A revolution is at hand. From the hipster colonies of the cities, to the High Streets of sleepy towns, geeks and gamers are celebrating the rise of the UK board gaming scene.
Already boasting a thriving underground culture, tabletop gaming is finally breaking the mainstream, building a social presence with dedicated clubs and cafés springing up across the country.
And board game manufacturers are already seeing the positives.
Spin Master has only been in the games market for three years, and in that time it has seen an increased demand each year.
“The UK games market grew five per cent in 2013,” Spin Master’s marketing manager, Emma Eden tells ToyNews. “With the biggest growth coming from family games, followed by kids’.”
While everyone loves a game of Buckaroo, it isn’t just the family friendly titles taking the limelight, with wider audiences gaining greater access to some of the most obscure and specialist titles.
Today, a charged game of Cards Against Humanity can find itself more at home in the local boozer than Oliver Reed.
“Board game culture is definitely growing,” Ben Hogg marketing manager at Esdevium Games explains. “It is seen as a more acceptable and enjoyable past time for adults and families.
“Specialist games have grown from a very niche industry to a wonderful hotbed of creativity with wider appeal, and it’s been a driving force for much of our growth.”
Holly Ringsell, owner of Chelmsford’s Dark Side Comics, specialises in tabletop games and ‘geek culture’, and believes this wider appeal marks a serious shift in attitude.

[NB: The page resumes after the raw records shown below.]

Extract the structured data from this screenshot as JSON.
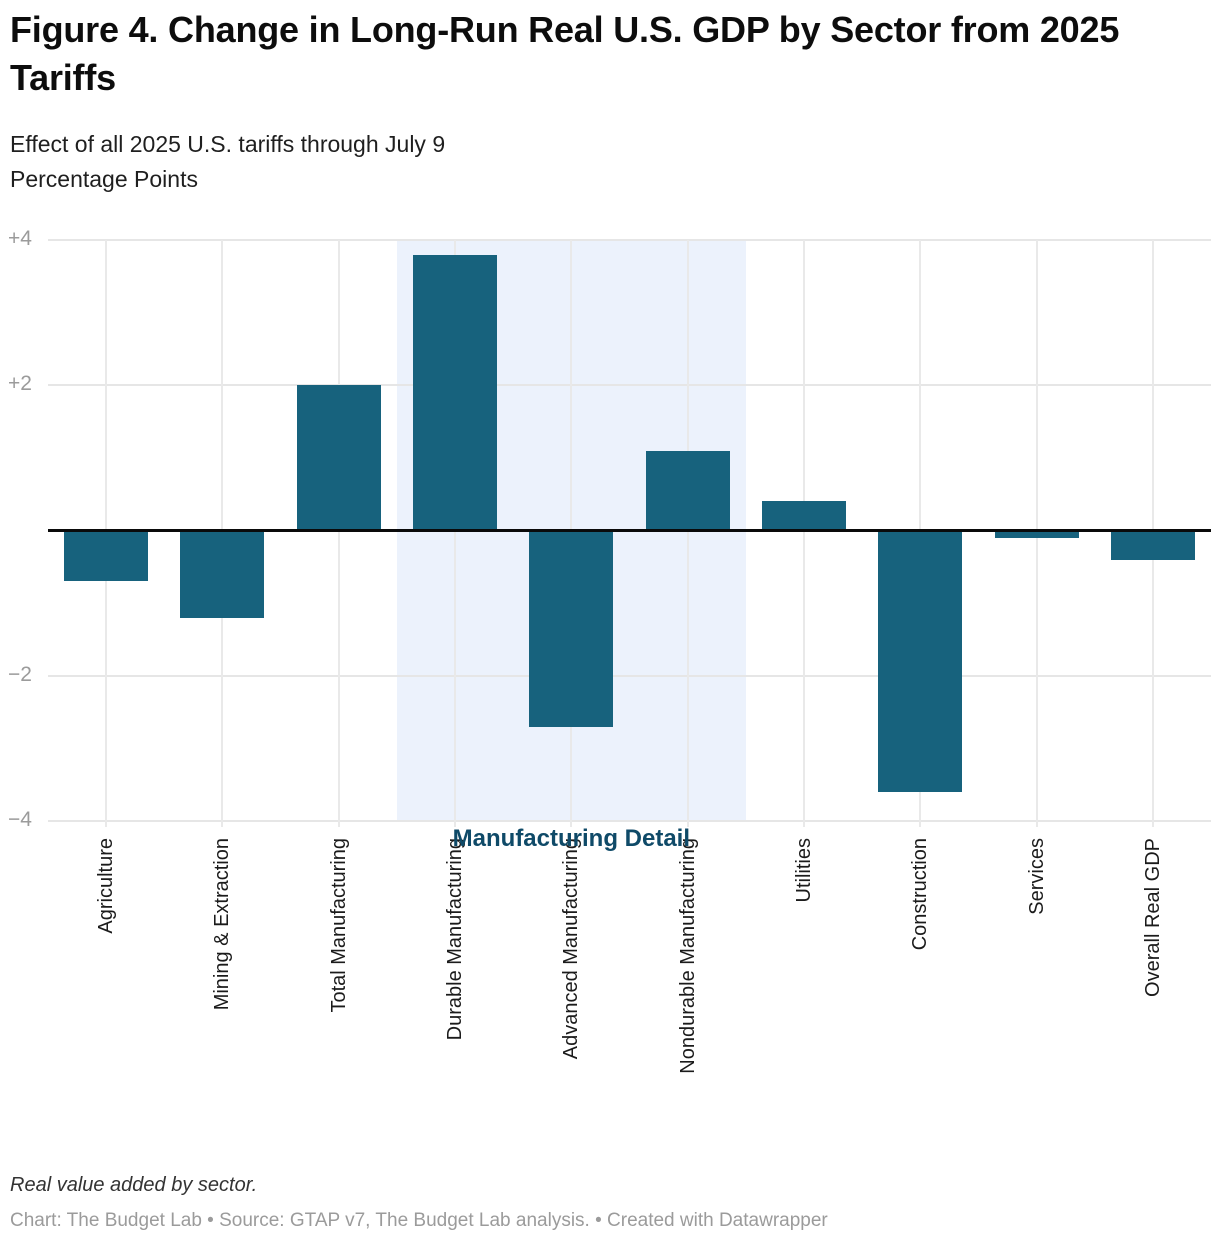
{
  "header": {
    "title": "Figure 4. Change in Long-Run Real U.S. GDP by Sector from 2025 Tariffs",
    "subtitle_line1": "Effect of all 2025 U.S. tariffs through July 9",
    "subtitle_line2": "Percentage Points"
  },
  "chart_data": {
    "type": "bar",
    "title": "Figure 4. Change in Long-Run Real U.S. GDP by Sector from 2025 Tariffs",
    "subtitle": "Effect of all 2025 U.S. tariffs through July 9",
    "ylabel": "Percentage Points",
    "xlabel": "",
    "categories": [
      "Agriculture",
      "Mining & Extraction",
      "Total Manufacturing",
      "Durable Manufacturing",
      "Advanced Manufacturing",
      "Nondurable Manufacturing",
      "Utilities",
      "Construction",
      "Services",
      "Overall Real GDP"
    ],
    "values": [
      -0.7,
      -1.2,
      2.0,
      3.8,
      -2.7,
      1.1,
      0.4,
      -3.6,
      -0.1,
      -0.4
    ],
    "ylim": [
      -4,
      4
    ],
    "yticks": [
      {
        "value": 4,
        "label": "+4"
      },
      {
        "value": 2,
        "label": "+2"
      },
      {
        "value": -2,
        "label": "−2"
      },
      {
        "value": -4,
        "label": "−4"
      }
    ],
    "grid": true,
    "legend_position": "none",
    "bar_color": "#17627D",
    "zero_axis_color": "#0a0a0a",
    "gridline_color": "#e6e6e6",
    "tick_label_color": "#9b9b9b",
    "highlight_region": {
      "label": "Manufacturing Detail",
      "from_index": 3,
      "to_index": 5,
      "fill": "#ECF2FC",
      "label_color": "#0F4A68"
    }
  },
  "footer": {
    "note": "Real value added by sector.",
    "attribution": "Chart: The Budget Lab • Source: GTAP v7, The Budget Lab analysis. • Created with Datawrapper"
  }
}
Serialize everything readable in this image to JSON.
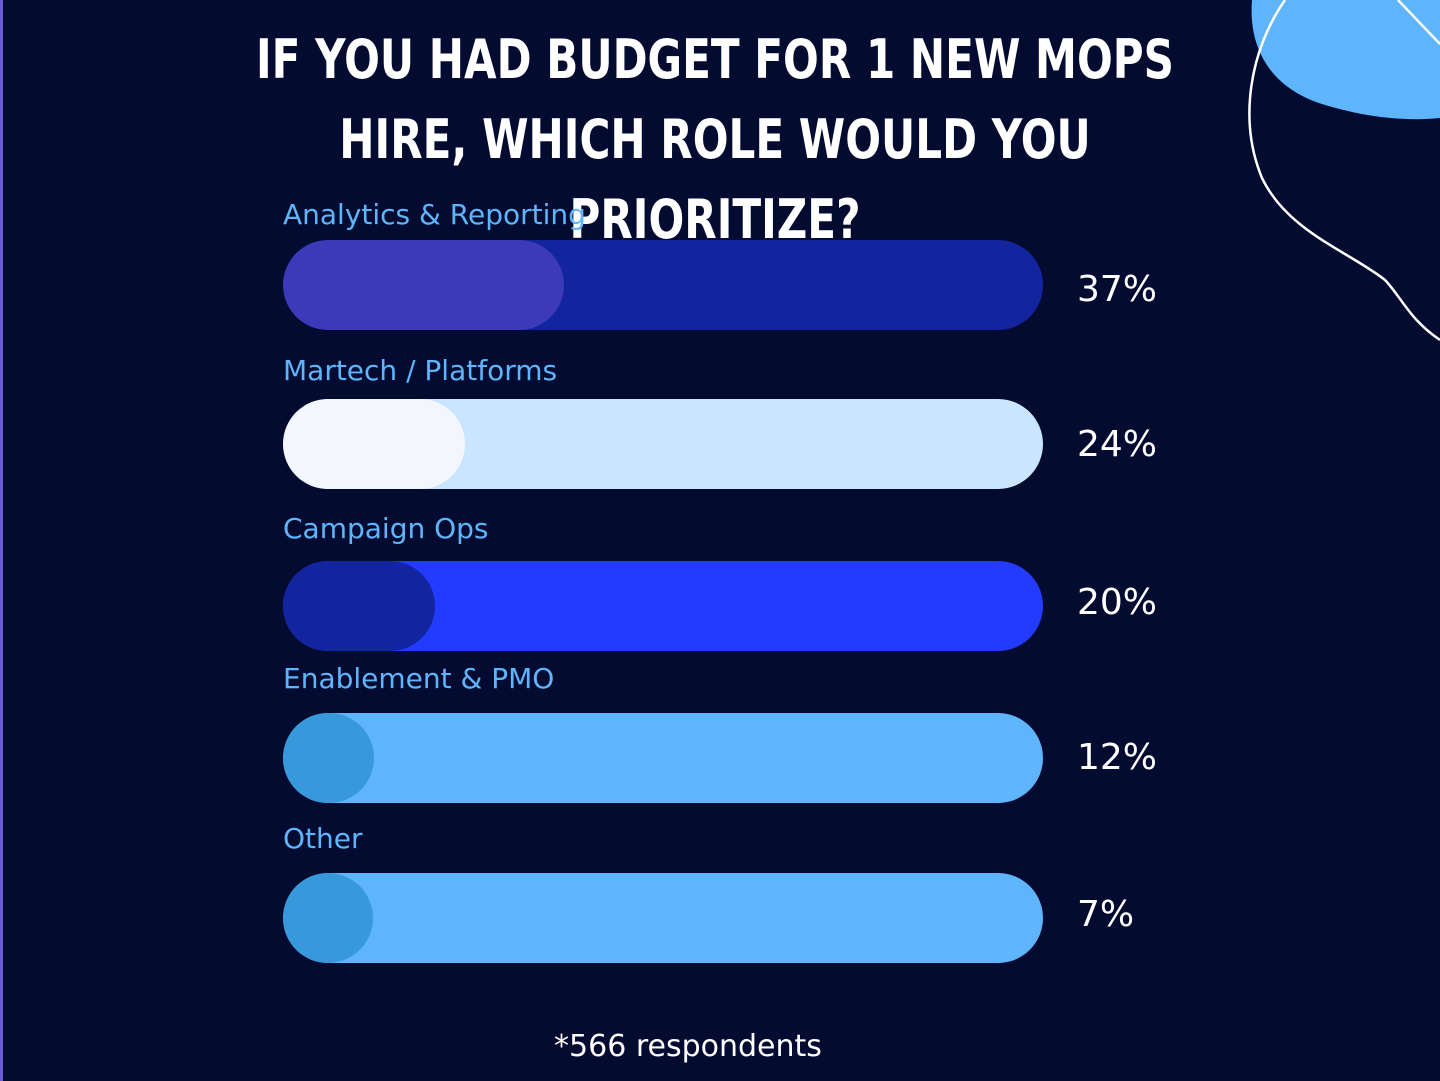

“Geek culture is definitely more accepted these days,” she explains.“There is no longer such a negative stigma attached, and board gamers are getting younger, too.”
The tabletop scene is also growing its café and bar presence.
This September, London will welcome a new board game café in the form of Draughts, boasting over 500 titles, spanning eveything from Guess Who? to an eight-hour tactic game.
Draughts co-founder Toby Hamand believes that now is the perfect time to be opening a board game café.
“This is definitely reaction to growing demand,” he tells ToyNews. “Oxford got [a board game cafe] last year, and London has an even bigger gaming scene. And it’s growing every year.”
Hamand is not alone. ?Six months ago, Lesley Singleton launched Board Game Club, a nomadic style event that moves from bar to bar each month.
“We learned quickly that fast-paced, open-and-play, sociable games, trumped the more intense strategy games every time,” Singleton explains.
“Our guests don’t want to sit for hours, playing a Tolkein- challenging game, when they can have more intensive fun with varied titles.”
Despite the surge in popularity of the board game café culture, Grublin Games’ founder Henry Jasper believes that traditional stores remain at the heart of the movement.
“You play games with other people, and it is the stores that focus on creating this sense of community that really champion the board game culture," he said. "I expect to see stores increasing their accessibility in a similar way to cafés. I don’t mean they should become cafes, but more could be done to making our game stores as welcoming and approachable as possible.”
Esdevium’s Hogg adds: “We’d love to see more?toy shops embrace board games in this way. Whatever the level of expertise or interest, we can provide recommendations as well as tools and advice to help create a community.
“We would love to see more [in-store board games clubs] start-up. The word of mouth generated is so important. They increase the reach of the games and give positive reactions which leads to greater demand.”